As previously mentioned, the Commonwealth of Massachusetts has peculiar rules when it comes to the estate calculation. The 2017 threshold for federal exemption was $5.49 million ($10.98 million for a couple) and it was just doubled under The Tax Cut and Jobs Act of 2017 which raised it to $11.2 million for an individual ($22.4 million for a couple), meaning if your estate tax is under that, you’ll avoid the estate tax. If your estate is over that, only the amount above the threshold is taxable. For example, John has a $12 million estate, only $800,000 will be subject to the estate tax.
The Massachusetts exemption threshold is only $1 million, much less than the current federal estate taxes. But unlike the federal estate tax, which only taxes the excess over the threshold. In Massachusetts the threshold is a trigger. The majority of estate becomes taxable (starting at $40,000). While the tax rate is less than federal, starting at 0.8 percent and capping off 16 percent, (the federal rate is 40 percent), it is snaring lots of taxpayers at death.
The tax on a $1 million estate is approximately $36,000, however the tax on an estate that is $999,999 is zero. If you are a Massachusetts resident and all of your assets combined are just a bit above $1 million, get below that threshold or change your residency before you die. Otherwise, death taxes will be due.
If you plan on gifting to get below the threshold, the Massachusetts gifting rules are also complicated. The federal system is set up to tax gifts above a certain amount. Massachusetts does not tax gifts at all. But Massachusetts will add back gifts to determine whether the decedent’s estate exceeds the $1 million threshold.
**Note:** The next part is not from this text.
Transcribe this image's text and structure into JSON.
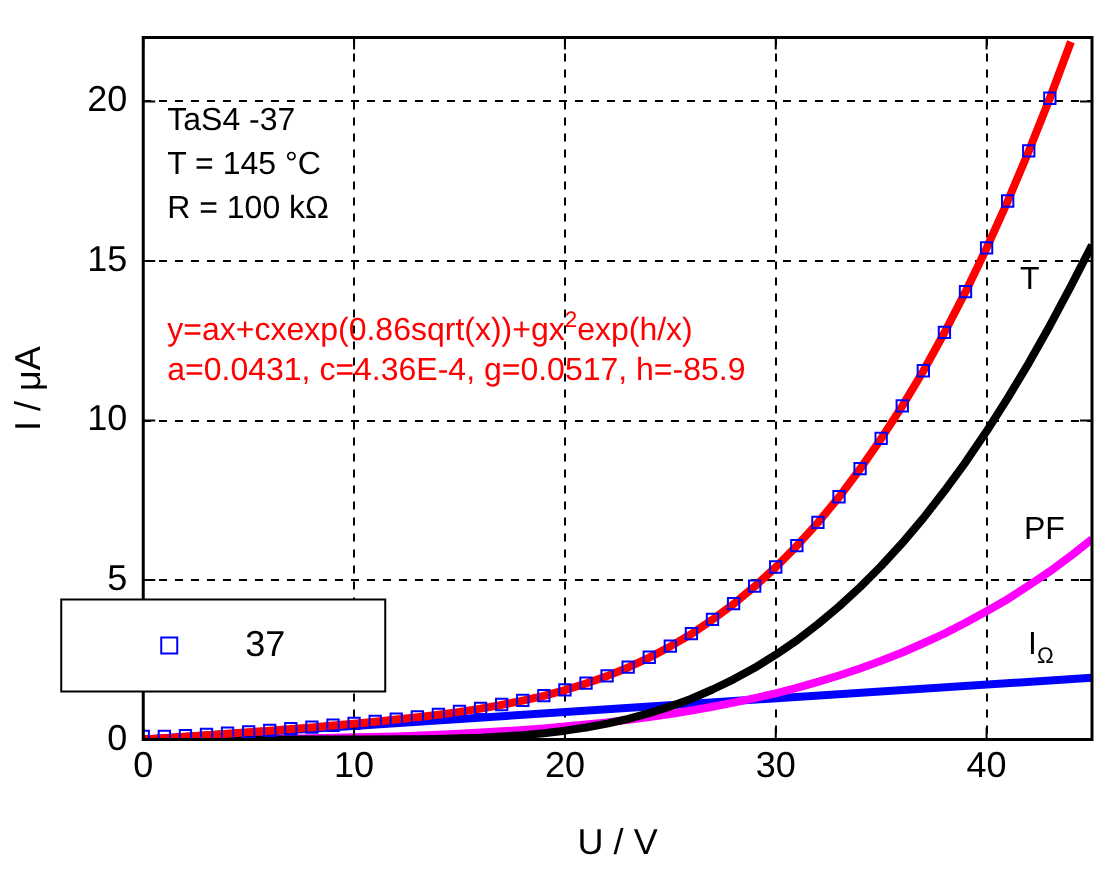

Gifts are typically limited to $14,000 per recipient per year. This is often referred to as the annual exclusion. But if you give more than $14,000 in a year ($28,000 if you’re married) to one person, then you are supposed to file a gift tax return. For example, if you give someone $114,000, you must report a taxable gift of $100,000 (the $15,000 annual exclusion would not be reported). While you must report these amounts, you’ll only pay a tax if all of your taxable gifts combined exceed the federal estate tax threshold of $11.2 million ($22.4 million per couple). You can give that $11.2 million during your lifetime or upon your death and no federal taxes would be due.
While your gifts greater than the annual exclusion ($15,000) are typically irrelevant for federal tax purposes, they have an impact on the Massachusetts death tax calculation. Massachusetts adds back the gifts when determining whether your estate exceeds the $1 million threshold. For example, if someone with a $1.2 million estate gave each of his/her three children $100k each in addition to the annual exclusion ($300k total), the estate size would be lowered to $900,000. Upon death, that $300,000 must be added back to determine if the estate is taxable in Massachusetts. While the estate in this example is below the threshold, the gifts added back triggered the estate tax.
If you are at the threshold, estate taxes can be minimized, but you need to plan. While the Massachusetts estate tax rate is significantly lower than the federal rate, it can often be reduced or avoided entirely through smart gifting strategies.
Estate planning mishaps are hitting the Massachusetts’ middle class all too often. Frankly, our legislative body needs to modernize our estate tax laws so that Massachusetts has a competitive system. Or we will continue to see our loved ones flee to more “warmer and friendlier” states.